Marcelo infantilizou e vulgarizou a instituição a que preside. A sua política de “afetos” expôs a mais alta figura do Estado português ao ridículo e à banalização.
Mas se o seu primeiro mandato foi insólito na forma, há que admitir que na substância Marcelo conseguiu fazer uma gestão cuidadosa das circunstâncias políticas domésticas, o que contribuiu para que um governo de coligação de esquerda conseguisse terminar o seu mandato.
Porém, o seu segundo mandato tem sido simplesmente desastroso. Marcelo é hoje, objetivamente, o maior fator de instabilidade política em Portugal.
O exemplo mais ilustrativo do seu temperamento caprichoso e imprevisível foi o seu discurso na tomada de posse de António Costa como Primeiro-ministro, em Abril de 2022. Marcelo reinterpretou a Constituição Portuguesa, transformando uma eleição legislativa numa eleição unipessoal, para avisar que uma eventual demissão do PM implicaria a dissolução da Assembleia da República.
Ou seja, o PR autolimitou-se, estreitou a sua margem de manobra e reduziu as suas opções futuras, precisamente o contrário do que se lhe recomendaria.
Nos próximos meses iremos todos redescobrir a importância da estabilidade política, um bem público que o PR tem a obrigação de preservar.

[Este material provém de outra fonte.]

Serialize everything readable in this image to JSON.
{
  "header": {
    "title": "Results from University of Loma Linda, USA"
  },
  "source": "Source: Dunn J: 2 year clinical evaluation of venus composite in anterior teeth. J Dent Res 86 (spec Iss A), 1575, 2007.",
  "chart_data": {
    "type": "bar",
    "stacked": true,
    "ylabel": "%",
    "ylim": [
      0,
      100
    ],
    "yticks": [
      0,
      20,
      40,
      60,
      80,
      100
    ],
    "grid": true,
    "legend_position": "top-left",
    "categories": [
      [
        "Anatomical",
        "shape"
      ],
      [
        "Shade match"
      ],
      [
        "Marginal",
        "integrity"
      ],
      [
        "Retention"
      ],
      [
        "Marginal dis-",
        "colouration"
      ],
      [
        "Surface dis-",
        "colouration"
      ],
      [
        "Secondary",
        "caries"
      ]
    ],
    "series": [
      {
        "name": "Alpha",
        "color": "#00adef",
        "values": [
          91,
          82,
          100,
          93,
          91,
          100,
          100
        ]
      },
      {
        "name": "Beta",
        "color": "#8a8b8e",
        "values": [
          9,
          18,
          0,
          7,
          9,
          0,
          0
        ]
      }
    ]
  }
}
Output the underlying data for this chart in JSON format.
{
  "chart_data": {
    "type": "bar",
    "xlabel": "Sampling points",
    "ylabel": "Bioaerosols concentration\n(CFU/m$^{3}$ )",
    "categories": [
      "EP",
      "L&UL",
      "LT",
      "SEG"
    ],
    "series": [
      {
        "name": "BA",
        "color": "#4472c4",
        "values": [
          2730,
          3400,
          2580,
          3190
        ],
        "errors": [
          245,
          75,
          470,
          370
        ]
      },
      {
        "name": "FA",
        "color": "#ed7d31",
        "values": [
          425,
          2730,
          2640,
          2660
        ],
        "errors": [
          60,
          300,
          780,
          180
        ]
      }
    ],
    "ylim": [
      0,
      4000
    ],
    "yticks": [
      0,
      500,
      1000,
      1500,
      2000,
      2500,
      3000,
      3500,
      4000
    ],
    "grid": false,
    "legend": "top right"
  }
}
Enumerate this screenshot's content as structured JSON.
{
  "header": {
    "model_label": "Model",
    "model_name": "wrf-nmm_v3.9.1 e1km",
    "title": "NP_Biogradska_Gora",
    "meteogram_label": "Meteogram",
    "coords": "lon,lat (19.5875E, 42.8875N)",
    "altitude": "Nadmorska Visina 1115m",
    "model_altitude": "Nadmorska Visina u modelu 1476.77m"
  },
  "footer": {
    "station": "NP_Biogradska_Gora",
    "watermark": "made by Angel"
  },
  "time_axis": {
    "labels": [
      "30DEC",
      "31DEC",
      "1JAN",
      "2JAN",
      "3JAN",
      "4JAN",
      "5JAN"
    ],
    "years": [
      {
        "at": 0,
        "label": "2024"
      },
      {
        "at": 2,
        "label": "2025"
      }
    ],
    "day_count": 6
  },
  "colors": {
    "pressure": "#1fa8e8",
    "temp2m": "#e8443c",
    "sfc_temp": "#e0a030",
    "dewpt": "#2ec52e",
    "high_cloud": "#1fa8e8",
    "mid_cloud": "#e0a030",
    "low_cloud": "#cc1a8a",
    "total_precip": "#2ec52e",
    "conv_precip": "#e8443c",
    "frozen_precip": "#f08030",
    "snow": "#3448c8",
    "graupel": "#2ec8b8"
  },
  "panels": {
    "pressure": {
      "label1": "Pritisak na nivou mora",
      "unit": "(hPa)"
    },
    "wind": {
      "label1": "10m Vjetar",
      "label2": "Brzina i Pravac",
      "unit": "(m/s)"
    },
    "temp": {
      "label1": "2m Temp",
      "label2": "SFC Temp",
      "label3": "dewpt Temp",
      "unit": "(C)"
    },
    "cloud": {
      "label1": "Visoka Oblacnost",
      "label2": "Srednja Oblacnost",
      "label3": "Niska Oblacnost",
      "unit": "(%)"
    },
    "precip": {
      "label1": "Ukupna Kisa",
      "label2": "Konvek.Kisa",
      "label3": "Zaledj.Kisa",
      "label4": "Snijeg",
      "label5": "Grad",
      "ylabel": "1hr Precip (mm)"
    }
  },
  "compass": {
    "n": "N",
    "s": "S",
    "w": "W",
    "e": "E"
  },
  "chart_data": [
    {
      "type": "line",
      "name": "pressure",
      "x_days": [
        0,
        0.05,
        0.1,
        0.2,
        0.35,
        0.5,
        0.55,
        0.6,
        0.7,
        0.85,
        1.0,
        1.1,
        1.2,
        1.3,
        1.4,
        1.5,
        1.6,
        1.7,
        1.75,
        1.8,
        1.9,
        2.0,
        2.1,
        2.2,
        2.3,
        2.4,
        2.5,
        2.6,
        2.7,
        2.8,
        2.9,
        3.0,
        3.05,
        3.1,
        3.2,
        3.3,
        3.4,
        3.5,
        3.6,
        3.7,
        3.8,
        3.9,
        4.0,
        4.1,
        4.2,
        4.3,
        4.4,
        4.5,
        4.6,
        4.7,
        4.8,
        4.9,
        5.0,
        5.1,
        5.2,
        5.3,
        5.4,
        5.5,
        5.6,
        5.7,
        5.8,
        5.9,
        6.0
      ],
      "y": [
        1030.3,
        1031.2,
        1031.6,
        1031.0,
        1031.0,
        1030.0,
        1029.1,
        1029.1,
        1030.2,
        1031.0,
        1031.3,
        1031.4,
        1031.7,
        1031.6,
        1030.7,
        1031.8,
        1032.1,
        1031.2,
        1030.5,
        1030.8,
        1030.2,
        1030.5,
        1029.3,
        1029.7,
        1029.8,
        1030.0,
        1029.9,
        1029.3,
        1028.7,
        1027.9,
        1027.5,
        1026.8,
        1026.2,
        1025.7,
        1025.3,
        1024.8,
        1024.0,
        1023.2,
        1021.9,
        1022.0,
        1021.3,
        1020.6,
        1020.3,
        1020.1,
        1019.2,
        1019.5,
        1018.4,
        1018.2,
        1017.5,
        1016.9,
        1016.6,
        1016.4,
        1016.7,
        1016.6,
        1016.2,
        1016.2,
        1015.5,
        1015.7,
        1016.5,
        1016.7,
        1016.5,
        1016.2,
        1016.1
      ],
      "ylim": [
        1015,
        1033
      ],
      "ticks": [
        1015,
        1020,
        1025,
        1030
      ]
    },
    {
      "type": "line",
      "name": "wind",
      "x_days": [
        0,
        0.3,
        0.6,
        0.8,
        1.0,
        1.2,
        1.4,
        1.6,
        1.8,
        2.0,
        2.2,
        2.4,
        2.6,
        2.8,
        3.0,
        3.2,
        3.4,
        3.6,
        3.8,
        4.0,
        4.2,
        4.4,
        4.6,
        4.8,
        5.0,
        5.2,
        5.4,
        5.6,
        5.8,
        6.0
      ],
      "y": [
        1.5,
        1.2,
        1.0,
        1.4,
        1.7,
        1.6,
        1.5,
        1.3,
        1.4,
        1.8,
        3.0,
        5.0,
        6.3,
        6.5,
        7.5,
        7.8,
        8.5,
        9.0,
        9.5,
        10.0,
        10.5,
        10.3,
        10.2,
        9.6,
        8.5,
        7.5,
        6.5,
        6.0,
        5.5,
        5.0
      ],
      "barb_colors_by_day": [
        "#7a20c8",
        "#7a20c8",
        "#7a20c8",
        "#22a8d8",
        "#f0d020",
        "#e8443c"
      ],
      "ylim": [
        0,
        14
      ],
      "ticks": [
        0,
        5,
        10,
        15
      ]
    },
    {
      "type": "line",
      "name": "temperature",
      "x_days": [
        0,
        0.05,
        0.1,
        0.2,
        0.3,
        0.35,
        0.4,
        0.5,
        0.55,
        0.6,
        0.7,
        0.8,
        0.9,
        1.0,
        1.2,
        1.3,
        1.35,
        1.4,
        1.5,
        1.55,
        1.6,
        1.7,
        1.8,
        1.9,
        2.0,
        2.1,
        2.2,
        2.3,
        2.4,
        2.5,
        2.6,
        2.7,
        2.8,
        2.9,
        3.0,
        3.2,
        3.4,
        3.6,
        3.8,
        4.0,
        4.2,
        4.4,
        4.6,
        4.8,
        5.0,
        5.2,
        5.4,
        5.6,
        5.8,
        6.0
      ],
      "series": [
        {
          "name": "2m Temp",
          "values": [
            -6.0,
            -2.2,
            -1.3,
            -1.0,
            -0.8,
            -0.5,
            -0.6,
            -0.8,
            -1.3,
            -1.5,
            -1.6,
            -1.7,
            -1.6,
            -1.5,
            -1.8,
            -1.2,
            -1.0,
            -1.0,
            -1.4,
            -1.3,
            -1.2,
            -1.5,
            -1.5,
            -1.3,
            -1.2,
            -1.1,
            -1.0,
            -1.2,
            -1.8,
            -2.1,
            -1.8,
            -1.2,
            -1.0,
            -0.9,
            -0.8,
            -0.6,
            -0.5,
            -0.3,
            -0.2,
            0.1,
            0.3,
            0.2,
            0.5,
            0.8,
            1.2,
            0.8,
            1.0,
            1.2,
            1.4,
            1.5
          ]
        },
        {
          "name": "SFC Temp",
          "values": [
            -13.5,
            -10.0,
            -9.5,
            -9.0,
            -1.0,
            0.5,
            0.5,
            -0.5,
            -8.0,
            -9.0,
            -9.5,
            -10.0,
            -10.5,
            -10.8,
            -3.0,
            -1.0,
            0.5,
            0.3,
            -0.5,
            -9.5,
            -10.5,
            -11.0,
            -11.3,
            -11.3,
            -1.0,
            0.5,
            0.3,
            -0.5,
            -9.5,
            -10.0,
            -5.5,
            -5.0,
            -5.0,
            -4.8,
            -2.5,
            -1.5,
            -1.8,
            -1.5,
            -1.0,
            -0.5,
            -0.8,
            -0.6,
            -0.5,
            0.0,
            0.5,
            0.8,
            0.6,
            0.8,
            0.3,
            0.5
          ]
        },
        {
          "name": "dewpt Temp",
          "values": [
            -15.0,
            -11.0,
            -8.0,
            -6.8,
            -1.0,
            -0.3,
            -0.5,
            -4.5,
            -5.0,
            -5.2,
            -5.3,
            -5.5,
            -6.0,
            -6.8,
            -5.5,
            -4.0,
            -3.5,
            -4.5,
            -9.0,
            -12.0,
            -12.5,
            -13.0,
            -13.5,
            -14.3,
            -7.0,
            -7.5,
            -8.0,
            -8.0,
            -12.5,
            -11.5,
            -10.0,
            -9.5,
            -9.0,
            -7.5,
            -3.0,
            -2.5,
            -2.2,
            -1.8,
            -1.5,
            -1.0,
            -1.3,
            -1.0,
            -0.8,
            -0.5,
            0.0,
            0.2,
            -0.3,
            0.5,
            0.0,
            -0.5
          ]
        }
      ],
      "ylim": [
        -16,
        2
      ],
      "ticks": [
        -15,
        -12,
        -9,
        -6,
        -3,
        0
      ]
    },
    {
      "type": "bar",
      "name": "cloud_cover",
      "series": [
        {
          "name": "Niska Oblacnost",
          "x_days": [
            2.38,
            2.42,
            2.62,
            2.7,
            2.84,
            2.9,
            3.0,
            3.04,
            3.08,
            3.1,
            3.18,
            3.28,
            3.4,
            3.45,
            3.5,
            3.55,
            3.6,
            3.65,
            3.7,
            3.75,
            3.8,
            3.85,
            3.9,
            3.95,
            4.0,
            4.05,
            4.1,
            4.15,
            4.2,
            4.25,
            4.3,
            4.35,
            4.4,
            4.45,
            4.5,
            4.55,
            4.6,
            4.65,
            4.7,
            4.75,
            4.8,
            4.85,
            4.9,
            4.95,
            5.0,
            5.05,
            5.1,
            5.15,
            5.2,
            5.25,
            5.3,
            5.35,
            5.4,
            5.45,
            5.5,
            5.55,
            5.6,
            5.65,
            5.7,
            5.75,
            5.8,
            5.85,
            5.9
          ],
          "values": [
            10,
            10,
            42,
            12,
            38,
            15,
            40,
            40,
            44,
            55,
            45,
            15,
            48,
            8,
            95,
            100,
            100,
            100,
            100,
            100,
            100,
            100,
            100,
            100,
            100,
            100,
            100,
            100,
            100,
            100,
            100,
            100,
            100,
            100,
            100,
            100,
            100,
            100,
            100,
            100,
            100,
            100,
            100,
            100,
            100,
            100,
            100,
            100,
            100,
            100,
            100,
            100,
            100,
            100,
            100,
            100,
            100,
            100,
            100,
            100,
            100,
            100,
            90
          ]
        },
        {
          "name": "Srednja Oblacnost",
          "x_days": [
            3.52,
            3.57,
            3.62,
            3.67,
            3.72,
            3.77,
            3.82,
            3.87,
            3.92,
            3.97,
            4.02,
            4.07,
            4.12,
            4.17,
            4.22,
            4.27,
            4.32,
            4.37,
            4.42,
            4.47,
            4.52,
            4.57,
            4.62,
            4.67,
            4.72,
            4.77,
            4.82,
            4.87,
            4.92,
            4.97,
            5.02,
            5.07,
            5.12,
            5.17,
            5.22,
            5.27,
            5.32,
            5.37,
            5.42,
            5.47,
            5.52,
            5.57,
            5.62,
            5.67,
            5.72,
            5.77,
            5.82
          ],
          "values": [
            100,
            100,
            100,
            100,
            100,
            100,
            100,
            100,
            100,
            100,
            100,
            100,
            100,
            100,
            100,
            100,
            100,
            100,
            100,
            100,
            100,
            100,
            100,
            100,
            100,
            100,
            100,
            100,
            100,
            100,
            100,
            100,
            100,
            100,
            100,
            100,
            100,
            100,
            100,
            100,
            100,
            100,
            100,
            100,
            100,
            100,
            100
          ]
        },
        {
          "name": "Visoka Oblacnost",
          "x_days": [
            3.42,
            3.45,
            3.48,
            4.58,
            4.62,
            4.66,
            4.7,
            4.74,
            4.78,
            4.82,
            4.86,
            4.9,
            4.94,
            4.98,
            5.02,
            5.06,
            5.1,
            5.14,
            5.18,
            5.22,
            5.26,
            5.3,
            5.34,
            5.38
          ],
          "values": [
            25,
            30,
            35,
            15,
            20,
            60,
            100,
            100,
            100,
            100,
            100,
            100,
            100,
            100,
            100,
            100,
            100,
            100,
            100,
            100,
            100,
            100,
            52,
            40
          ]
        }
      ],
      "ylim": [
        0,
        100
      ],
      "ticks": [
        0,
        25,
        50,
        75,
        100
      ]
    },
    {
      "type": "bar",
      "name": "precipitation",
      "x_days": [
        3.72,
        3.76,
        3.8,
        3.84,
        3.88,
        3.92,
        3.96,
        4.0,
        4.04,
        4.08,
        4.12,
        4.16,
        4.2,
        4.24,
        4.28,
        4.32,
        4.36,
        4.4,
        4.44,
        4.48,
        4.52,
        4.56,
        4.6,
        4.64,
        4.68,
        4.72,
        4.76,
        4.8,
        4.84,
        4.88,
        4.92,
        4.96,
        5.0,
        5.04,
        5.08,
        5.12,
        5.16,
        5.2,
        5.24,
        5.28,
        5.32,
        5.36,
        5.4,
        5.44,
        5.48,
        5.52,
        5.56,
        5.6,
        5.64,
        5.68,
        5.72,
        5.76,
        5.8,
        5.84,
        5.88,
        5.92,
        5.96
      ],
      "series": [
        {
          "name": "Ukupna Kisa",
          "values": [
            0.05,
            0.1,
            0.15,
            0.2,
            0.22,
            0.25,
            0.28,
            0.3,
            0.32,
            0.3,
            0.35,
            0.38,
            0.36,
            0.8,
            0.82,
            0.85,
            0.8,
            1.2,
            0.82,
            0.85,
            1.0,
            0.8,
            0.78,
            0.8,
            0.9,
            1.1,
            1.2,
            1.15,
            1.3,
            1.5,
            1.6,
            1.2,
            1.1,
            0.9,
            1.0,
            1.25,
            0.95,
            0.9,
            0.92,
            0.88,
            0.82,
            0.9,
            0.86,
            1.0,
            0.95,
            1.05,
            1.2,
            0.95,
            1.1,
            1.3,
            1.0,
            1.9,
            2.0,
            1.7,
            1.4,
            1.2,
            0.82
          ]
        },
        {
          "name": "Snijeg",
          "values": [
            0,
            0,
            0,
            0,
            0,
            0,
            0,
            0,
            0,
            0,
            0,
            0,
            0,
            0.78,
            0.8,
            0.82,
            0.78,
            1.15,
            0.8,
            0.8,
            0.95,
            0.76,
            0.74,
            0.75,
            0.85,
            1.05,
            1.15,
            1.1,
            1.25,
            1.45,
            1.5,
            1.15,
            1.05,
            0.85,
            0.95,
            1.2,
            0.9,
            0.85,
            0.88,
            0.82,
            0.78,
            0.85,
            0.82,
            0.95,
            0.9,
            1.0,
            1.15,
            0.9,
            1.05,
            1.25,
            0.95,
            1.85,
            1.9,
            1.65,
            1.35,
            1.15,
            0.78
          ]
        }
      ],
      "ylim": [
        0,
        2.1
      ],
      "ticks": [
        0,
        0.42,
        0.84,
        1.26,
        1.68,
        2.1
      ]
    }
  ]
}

Não foi essa a opção tomada. O resultado foi um País ingovernável, a extrema-direita fortalecida e um governo enfraquecido, isolado e transformado numa comissão eleitoral já a antecipar as próximas eleições.
Era difícil fazer pior. Portugal viverá os próximos tempos em crise política. Uma crise que não estava escrita nas estrelas e que se iniciou a 7 de Novembro através de um golpe palaciano que ainda dará muito que falar…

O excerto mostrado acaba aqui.